Incase You Didn'T Know

Incase You Didn'T Know

Bab 01

Melati Bunga Yasmin tak ingin percaya dengan apa yang baru saja kedua orangtuanya katakan. Pasalnya, topik yang mereka bahas kali ini benar-benar di luar yang ia duga.

"Menikah?" Ia menelan ludah karena begitu susahnya mengatakan satu kata itu. Ia seakan salah dengar ketika kedua orangtuanya menyebutkan hal yang tak pernah ia pikirkan sebelumnya. "Apa bunga ngga salah dengar?" Ujarnya, mencoba memastikan.

Ayah bunga menggeleng sebagai jawaban. "Kamu ngga salah dengar, Bunga. Seminggu lagi kamu akan bertemu dengan calon suamimu sekaligus untuk lamaran." Mendengar kembali kalimat tersebut, membuat kepala Bunga seakan pecah.

"Tapi, Ayah, Bunga kan masih mau kuliah!
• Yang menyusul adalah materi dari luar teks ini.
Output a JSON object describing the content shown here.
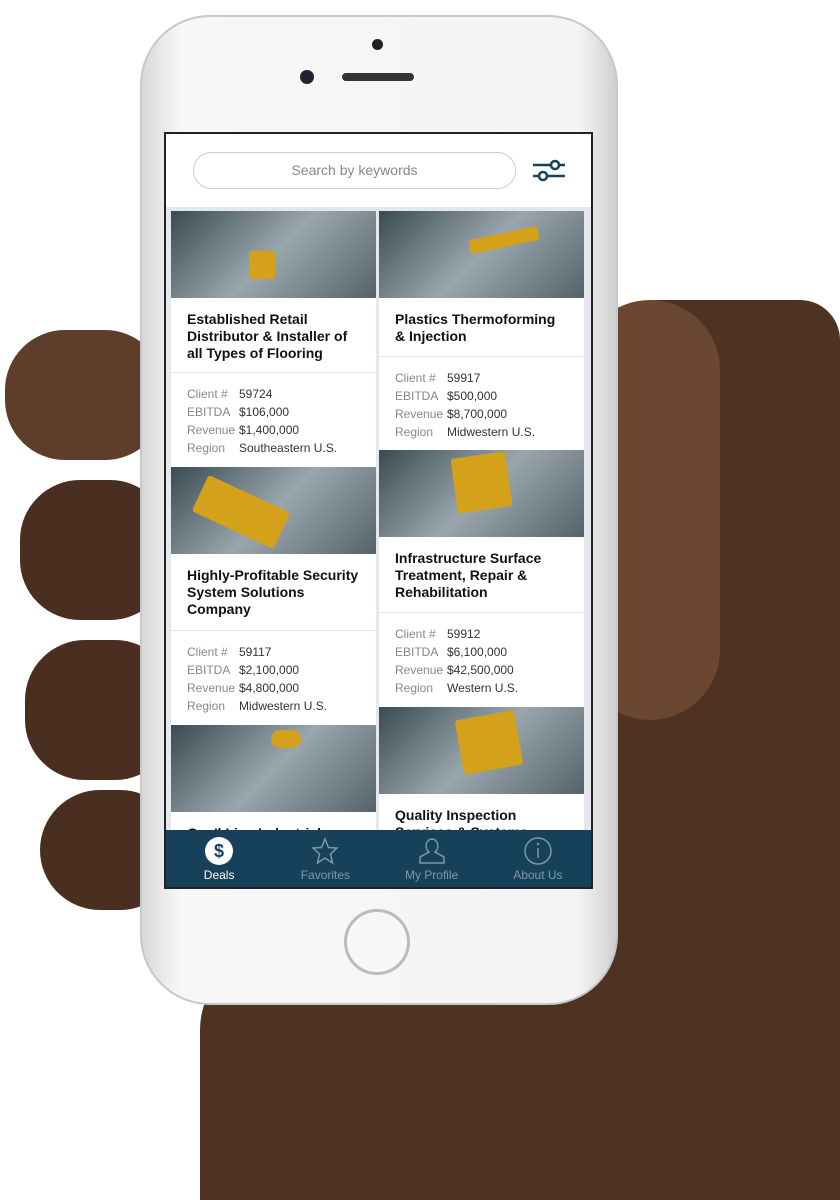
{
  "search": {
    "placeholder": "Search by keywords"
  },
  "labels": {
    "client": "Client #",
    "ebitda": "EBITDA",
    "revenue": "Revenue",
    "region": "Region"
  },
  "deals": [
    {
      "title": "Established Retail Distributor & Installer of all Types of Flooring",
      "client": "59724",
      "ebitda": "$106,000",
      "revenue": "$1,400,000",
      "region": "Southeastern U.S."
    },
    {
      "title": "Plastics Thermoforming & Injection",
      "client": "59917",
      "ebitda": "$500,000",
      "revenue": "$8,700,000",
      "region": "Midwestern U.S."
    },
    {
      "title": "Highly-Profitable Security System Solutions Company",
      "client": "59117",
      "ebitda": "$2,100,000",
      "revenue": "$4,800,000",
      "region": "Midwestern U.S."
    },
    {
      "title": "Infrastructure Surface Treatment, Repair & Rehabilitation",
      "client": "59912",
      "ebitda": "$6,100,000",
      "revenue": "$42,500,000",
      "region": "Western U.S."
    },
    {
      "title": "Gen'l Line Industrial"
    },
    {
      "title": "Quality Inspection Services & Systems"
    }
  ],
  "tabs": [
    {
      "label": "Deals",
      "icon": "dollar-icon",
      "active": true
    },
    {
      "label": "Favorites",
      "icon": "star-icon"
    },
    {
      "label": "My Profile",
      "icon": "user-icon"
    },
    {
      "label": "About Us",
      "icon": "info-icon"
    }
  ],
  "colors": {
    "tabbar": "#17415a",
    "accent": "#d4a21a"
  }
}
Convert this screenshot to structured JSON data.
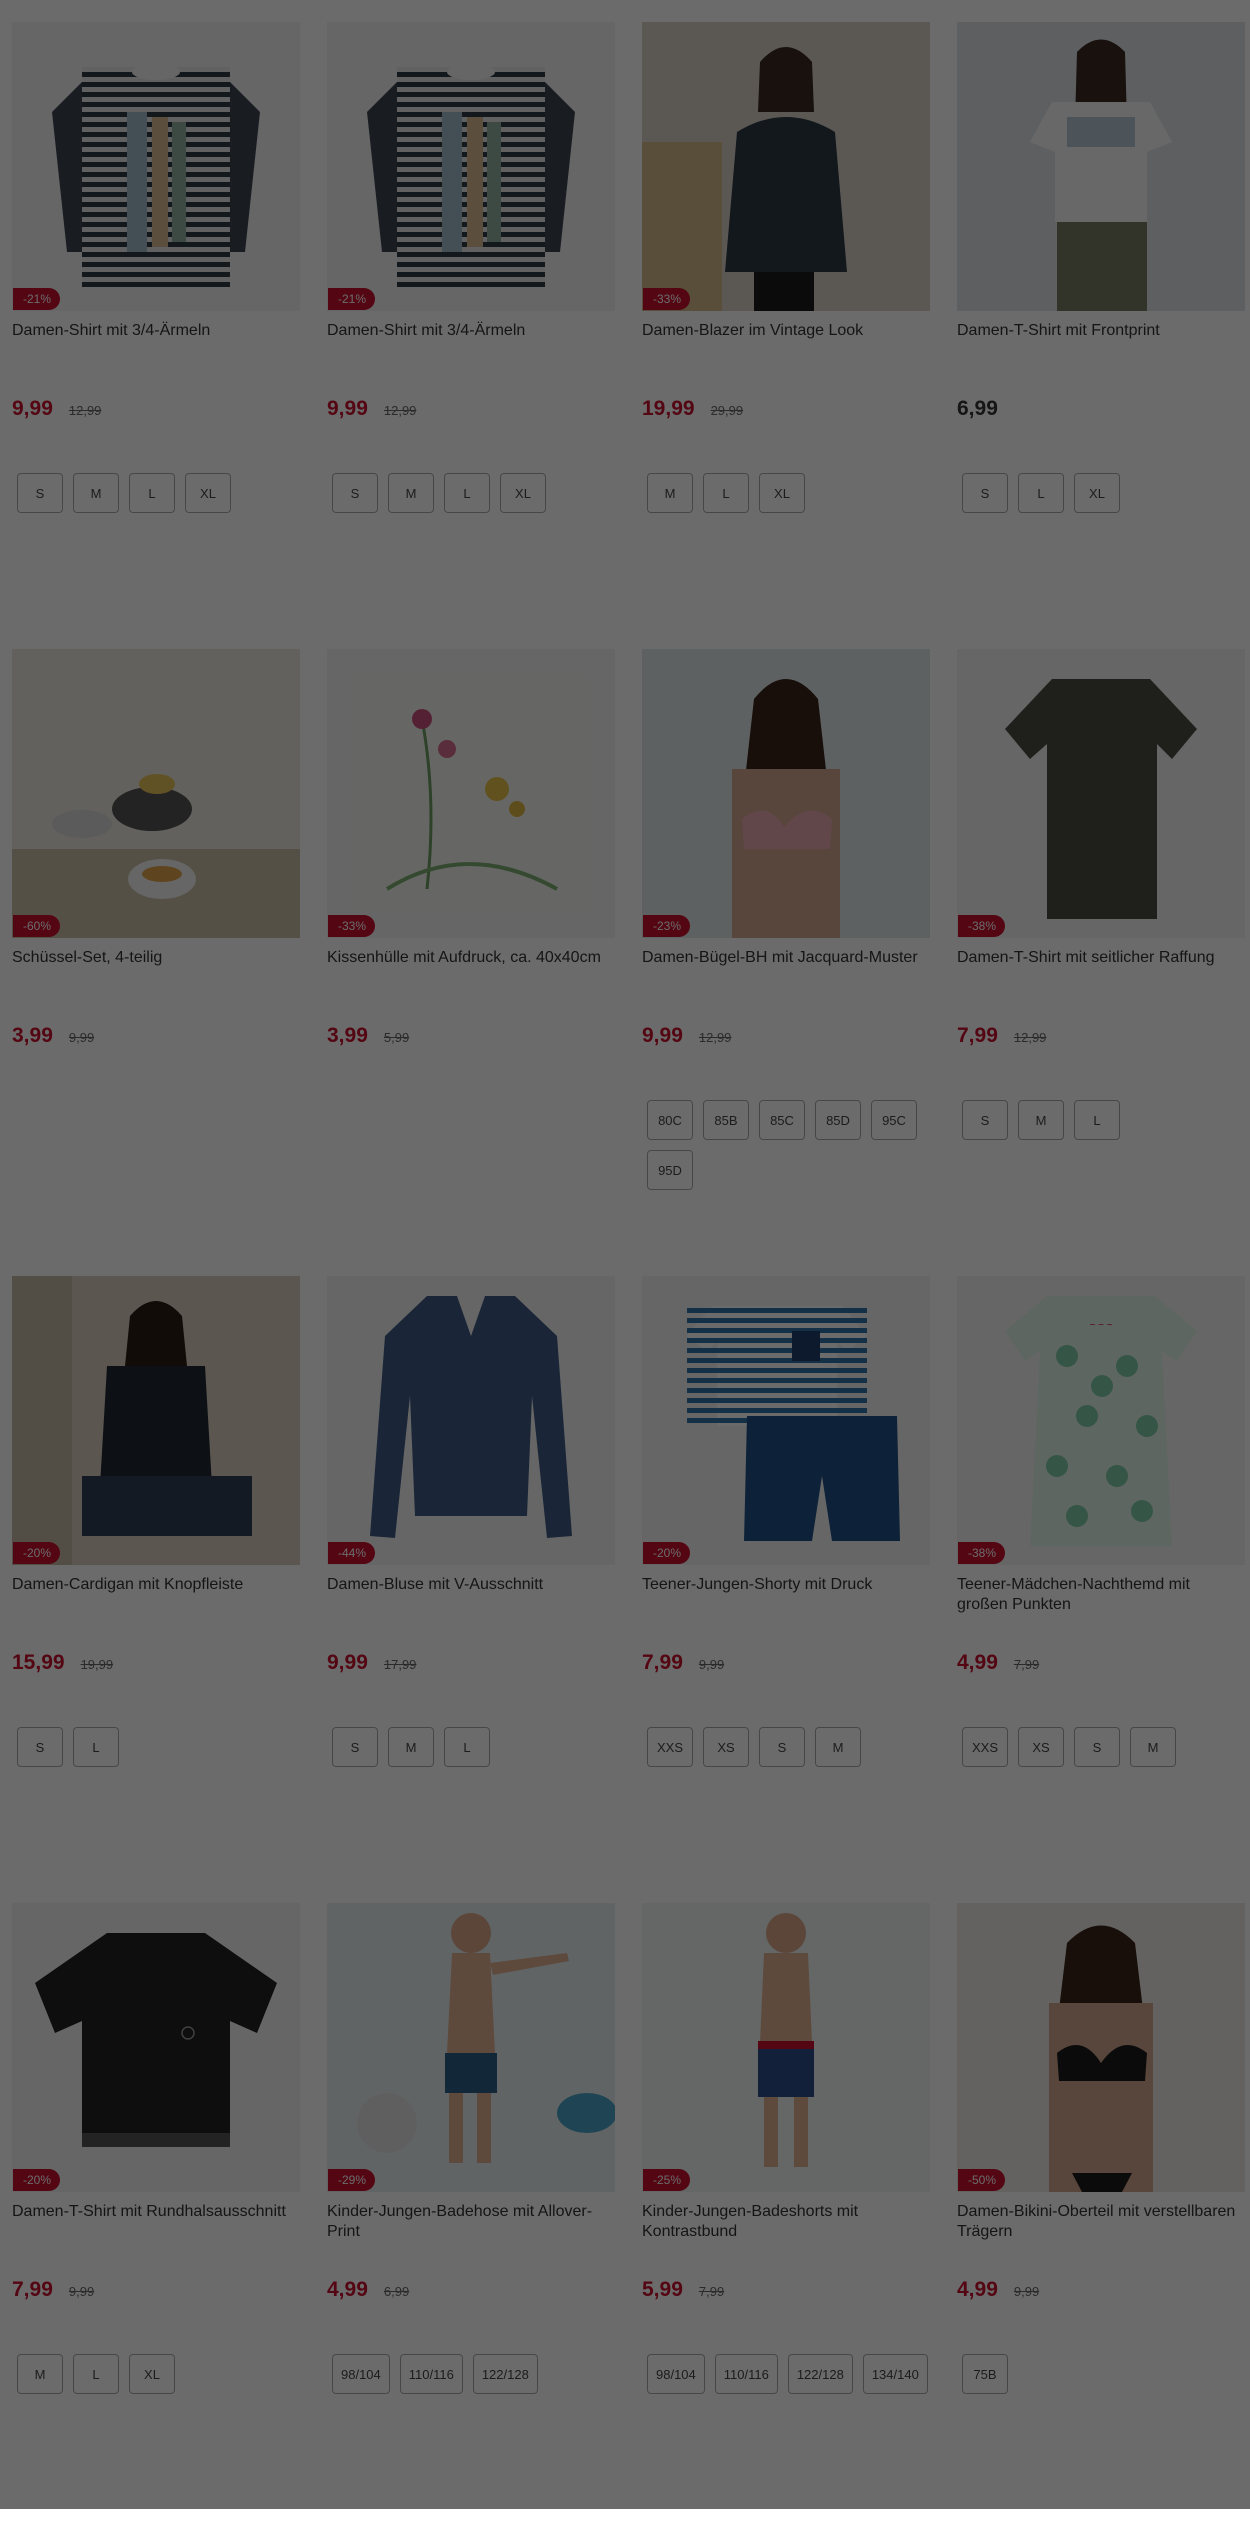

Bukan menikah!" Pekik gadis itu. "Lagipula, umur bunga baru 18 tahun. Masih terlalu muda untuk menikah!" Bunga mencoba berdebat.

Bayangkan saja apa yang akan teman-temannya katakan jika mereka tahu ia akan menikah muda, dan dijodohkan pula! Mau ditaruh mana wajahnya?! Ia ingin mencari sendiri calon suaminya nanti. Ia juga masih ingin menimba ilmu tanpa harus disambi menikah. Meniti karir setelah kuliah, dan masih banyak lagi impian-impiannya yang belum tercapai. Kalau sampai ia menikah muda, bisa-bisa semua impiannya terbengkalai dan hanya sekedar mimpi di angan.

"Kalau kamu masih mau kuliah di universitas pilihanmu, kamu harus mau menikah dengan pemuda pilihan kami. Ayah dan ibukmu ngga tenang membiarkanmu tinggal seorang diri di kota besar seperti itu, nduk," jelas Ayah Bunga. Orangtua mana yang tenang merelakan anak mereka satu-satunya, anak gadis pula, untuk merantau di kota orang tanpa sanak saudara yang menjaganya.

"Tapi, Yah, Bunga kan bisa nge-kost. Banyak kok kost-kostan putri di sana. Bunga janji bakalan selalu menjaga diri. Beneran deh! Ya ya ya?" Ujar Bunga sedikit merengek.

"Ndak bisa, nduk." Kali ini Ibu Bunga yang menyahut. "Ibuk tetap ngga tenang kamu sendirian di sana. Kalau kamu sedang sakit dan terjadi sesuatu yang tidak diinginkan, siapa yang akan menjaga kamu? Kami ngga bisa sewaktu-waktu pergi untuk nengok kamu. Apalagi perjalanan jauh yang membutuhkan waktu beberapa hari. Kalau kamu ada suami, kan, Ibuk dan Ayahmu bisa tenang."

"Naudzubillahiminzalik. Ya jangan sampai kejadian lah, Buk. Insya Allah Bunga benar-benar bisa menjaga diri. Makan tepat waktu, jaga kesehatan, dan hati-hati kalau sedang di jalan. Hal-hal kecil seperti itu bisa Bunga lakukan sendiri kok. Ngga perlu sampai menikah." Bunga mencoba menawar. "Lagi pula, bunga juga ngga mengenal calonnya. Pasti kalau sudah menikah nanti bakalan canggung banget."

Mendengar penuturan putrinya tersebut, Ayah bunga tersenyum kecil. "Insya Allah semua akan berubah seiring dengan waktu, nak. Sama seperti Ayah dan Ibukmu. Kami dulu juga dijodohkan. Memang awalnya canggung, tapi lama-kelamaan tumbuh rasa sayang. Witing tresna jalaran saka kulina. Cinta berawal karena terbiasa." Ayah Bunga berhenti sejenak, dan melihat Bunga dengan tatapan penuh arti. "Terus, siapa yang bilang kalau kamu ngga mengenal calon suamimu? Justru kamu sangat mengenalnya. Ayah yakin dia calon terbaik untuk kamu."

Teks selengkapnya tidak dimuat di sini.